The contract referred to as Exhibit “C” in the agreed statement of facts is an agreement entered into by and between J. C. Engelman, Inc., therein called first party, and an owner of land in Engelman Gardens, therein called second party. First party agrees to cultivate, water or irrigate, prune, bank and wrap (when in the opinion of the first party it is necessary to so bank or wrap) the citrus trees on the land mentioned in the agreement, in a good, workmanlike manner, at the proper time, and in return second party agrees to pay first party for such services the sum of One and 25/100 Dollars per tree each year during the life of the agreement.
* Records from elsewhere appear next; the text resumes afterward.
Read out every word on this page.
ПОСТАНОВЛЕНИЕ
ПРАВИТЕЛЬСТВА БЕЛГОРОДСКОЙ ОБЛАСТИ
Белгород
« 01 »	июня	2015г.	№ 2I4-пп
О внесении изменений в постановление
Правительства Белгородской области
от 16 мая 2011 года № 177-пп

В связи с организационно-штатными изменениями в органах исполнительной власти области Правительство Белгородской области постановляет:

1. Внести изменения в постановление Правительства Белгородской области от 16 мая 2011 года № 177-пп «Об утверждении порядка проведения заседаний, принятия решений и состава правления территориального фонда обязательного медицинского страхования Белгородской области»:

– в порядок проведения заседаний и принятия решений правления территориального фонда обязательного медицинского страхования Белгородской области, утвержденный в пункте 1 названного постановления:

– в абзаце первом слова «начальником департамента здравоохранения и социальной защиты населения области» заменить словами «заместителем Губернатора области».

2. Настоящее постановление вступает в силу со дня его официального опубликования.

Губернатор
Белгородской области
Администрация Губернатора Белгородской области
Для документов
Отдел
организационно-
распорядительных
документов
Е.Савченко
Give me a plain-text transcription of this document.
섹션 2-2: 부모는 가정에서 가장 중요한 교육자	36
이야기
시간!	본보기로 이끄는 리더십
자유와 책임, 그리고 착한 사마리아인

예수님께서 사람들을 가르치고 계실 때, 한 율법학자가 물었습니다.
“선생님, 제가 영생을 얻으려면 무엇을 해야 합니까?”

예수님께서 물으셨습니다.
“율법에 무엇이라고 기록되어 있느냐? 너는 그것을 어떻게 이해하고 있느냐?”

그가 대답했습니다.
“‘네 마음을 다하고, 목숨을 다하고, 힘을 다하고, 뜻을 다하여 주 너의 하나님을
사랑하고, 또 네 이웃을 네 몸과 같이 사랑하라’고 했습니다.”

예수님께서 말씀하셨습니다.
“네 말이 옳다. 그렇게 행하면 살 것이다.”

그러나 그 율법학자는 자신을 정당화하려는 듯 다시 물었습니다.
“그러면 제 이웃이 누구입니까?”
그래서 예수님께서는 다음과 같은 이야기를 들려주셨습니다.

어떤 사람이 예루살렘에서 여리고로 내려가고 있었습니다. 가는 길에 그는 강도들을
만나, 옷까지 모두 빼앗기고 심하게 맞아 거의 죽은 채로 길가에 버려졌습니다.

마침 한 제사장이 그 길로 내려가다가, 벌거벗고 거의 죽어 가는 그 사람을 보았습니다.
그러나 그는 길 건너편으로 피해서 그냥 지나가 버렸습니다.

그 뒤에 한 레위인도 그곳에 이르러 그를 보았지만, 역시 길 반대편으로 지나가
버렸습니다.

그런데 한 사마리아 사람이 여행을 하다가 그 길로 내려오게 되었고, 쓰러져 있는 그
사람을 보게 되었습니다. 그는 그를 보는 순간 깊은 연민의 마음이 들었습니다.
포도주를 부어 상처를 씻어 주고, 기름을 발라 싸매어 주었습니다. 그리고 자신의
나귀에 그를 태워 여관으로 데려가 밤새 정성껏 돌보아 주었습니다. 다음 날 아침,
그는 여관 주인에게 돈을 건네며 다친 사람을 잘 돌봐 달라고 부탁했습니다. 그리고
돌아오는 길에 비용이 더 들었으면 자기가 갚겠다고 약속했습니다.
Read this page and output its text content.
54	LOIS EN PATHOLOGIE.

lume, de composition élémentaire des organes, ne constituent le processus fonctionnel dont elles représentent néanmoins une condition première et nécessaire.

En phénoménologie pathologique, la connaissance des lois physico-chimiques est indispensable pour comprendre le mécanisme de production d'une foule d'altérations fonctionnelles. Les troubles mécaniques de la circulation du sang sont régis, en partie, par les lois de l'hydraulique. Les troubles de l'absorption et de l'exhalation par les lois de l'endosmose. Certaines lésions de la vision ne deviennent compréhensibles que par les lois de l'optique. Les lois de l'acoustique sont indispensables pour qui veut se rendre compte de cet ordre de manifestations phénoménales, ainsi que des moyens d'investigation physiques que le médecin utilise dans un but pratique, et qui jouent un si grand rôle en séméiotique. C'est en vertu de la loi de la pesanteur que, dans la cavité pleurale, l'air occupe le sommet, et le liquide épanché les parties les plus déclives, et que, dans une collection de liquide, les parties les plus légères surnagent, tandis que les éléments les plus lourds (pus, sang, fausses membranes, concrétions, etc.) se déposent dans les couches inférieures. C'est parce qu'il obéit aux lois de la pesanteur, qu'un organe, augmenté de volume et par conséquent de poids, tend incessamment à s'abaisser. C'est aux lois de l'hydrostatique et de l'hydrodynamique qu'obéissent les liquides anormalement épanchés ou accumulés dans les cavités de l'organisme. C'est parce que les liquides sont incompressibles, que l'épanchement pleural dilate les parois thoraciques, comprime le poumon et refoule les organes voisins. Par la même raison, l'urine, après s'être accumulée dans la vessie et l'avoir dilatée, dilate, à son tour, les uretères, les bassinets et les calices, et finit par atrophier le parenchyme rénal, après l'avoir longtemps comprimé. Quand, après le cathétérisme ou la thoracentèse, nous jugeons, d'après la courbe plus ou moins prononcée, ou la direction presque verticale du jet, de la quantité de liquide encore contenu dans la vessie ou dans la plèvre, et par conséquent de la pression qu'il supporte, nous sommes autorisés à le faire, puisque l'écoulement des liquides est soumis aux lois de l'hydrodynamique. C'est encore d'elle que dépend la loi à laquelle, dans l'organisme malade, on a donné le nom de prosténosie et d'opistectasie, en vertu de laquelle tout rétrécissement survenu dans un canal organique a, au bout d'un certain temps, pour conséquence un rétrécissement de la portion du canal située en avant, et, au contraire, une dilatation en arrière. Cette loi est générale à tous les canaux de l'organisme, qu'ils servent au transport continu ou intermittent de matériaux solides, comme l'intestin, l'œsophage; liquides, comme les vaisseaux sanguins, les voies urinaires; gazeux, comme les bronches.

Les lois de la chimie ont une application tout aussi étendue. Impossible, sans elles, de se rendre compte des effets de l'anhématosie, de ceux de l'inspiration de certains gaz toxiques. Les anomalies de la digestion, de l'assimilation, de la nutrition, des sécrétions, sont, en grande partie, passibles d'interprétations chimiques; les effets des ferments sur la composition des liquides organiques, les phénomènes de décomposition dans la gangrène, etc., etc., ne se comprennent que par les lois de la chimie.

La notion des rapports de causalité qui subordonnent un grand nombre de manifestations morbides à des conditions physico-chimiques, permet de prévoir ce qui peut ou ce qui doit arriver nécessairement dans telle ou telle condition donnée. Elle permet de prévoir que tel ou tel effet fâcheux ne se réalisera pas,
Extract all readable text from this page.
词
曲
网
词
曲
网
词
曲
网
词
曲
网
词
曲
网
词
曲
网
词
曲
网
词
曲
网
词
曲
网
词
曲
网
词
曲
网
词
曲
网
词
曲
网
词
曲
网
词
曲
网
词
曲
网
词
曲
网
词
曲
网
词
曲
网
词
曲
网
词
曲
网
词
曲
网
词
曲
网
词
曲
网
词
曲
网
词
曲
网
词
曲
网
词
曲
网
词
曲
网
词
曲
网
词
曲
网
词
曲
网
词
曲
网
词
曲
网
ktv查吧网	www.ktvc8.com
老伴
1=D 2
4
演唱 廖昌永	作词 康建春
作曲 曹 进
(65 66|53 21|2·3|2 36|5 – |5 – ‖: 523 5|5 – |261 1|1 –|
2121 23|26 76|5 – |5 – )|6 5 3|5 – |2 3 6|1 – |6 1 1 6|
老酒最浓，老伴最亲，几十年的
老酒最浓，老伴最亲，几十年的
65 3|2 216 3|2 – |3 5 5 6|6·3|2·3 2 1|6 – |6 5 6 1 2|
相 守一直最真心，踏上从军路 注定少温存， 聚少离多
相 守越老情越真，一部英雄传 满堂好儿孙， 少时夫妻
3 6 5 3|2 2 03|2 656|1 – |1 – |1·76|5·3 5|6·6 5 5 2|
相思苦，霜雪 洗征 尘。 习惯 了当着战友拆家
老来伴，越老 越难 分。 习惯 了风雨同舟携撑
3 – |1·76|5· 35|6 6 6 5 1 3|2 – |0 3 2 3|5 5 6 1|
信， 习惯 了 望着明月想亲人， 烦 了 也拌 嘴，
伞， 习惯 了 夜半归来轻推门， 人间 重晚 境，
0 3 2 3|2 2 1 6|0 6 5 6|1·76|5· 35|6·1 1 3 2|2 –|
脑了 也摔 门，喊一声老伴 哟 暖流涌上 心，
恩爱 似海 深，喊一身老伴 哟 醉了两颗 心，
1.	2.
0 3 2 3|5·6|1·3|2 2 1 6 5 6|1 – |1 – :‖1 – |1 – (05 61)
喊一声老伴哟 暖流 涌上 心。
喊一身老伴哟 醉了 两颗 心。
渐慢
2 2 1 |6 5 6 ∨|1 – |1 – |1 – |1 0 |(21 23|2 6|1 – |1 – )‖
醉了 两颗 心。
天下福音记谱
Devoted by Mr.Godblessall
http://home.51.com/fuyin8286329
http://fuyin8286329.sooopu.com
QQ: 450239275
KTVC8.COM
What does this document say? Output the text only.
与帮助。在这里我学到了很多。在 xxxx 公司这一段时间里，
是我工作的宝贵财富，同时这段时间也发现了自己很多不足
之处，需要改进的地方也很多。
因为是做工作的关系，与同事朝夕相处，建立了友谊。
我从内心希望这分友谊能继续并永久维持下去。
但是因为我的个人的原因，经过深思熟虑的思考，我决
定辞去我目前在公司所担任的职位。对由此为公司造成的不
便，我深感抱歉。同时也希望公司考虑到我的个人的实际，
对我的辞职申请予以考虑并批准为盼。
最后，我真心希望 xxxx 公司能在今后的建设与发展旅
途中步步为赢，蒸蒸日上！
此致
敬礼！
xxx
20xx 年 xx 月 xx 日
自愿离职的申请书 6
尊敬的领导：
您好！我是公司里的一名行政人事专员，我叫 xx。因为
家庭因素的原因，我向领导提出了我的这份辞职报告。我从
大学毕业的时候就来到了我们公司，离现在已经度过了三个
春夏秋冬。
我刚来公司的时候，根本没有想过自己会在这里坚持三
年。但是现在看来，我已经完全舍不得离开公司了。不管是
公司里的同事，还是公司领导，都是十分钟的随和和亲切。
It is recited in this agreement that it is of material interest to the first party that all citrus *209 fruit grown on said entire trace (Engelman Gardens) be uniform in the growth and care and attention thereto.

On a. former appeal in this case (40 S. W. (2d) 945) which was from an interlocutory order granting a temporary injunction and in which the allegations in the petition indicated that J. C.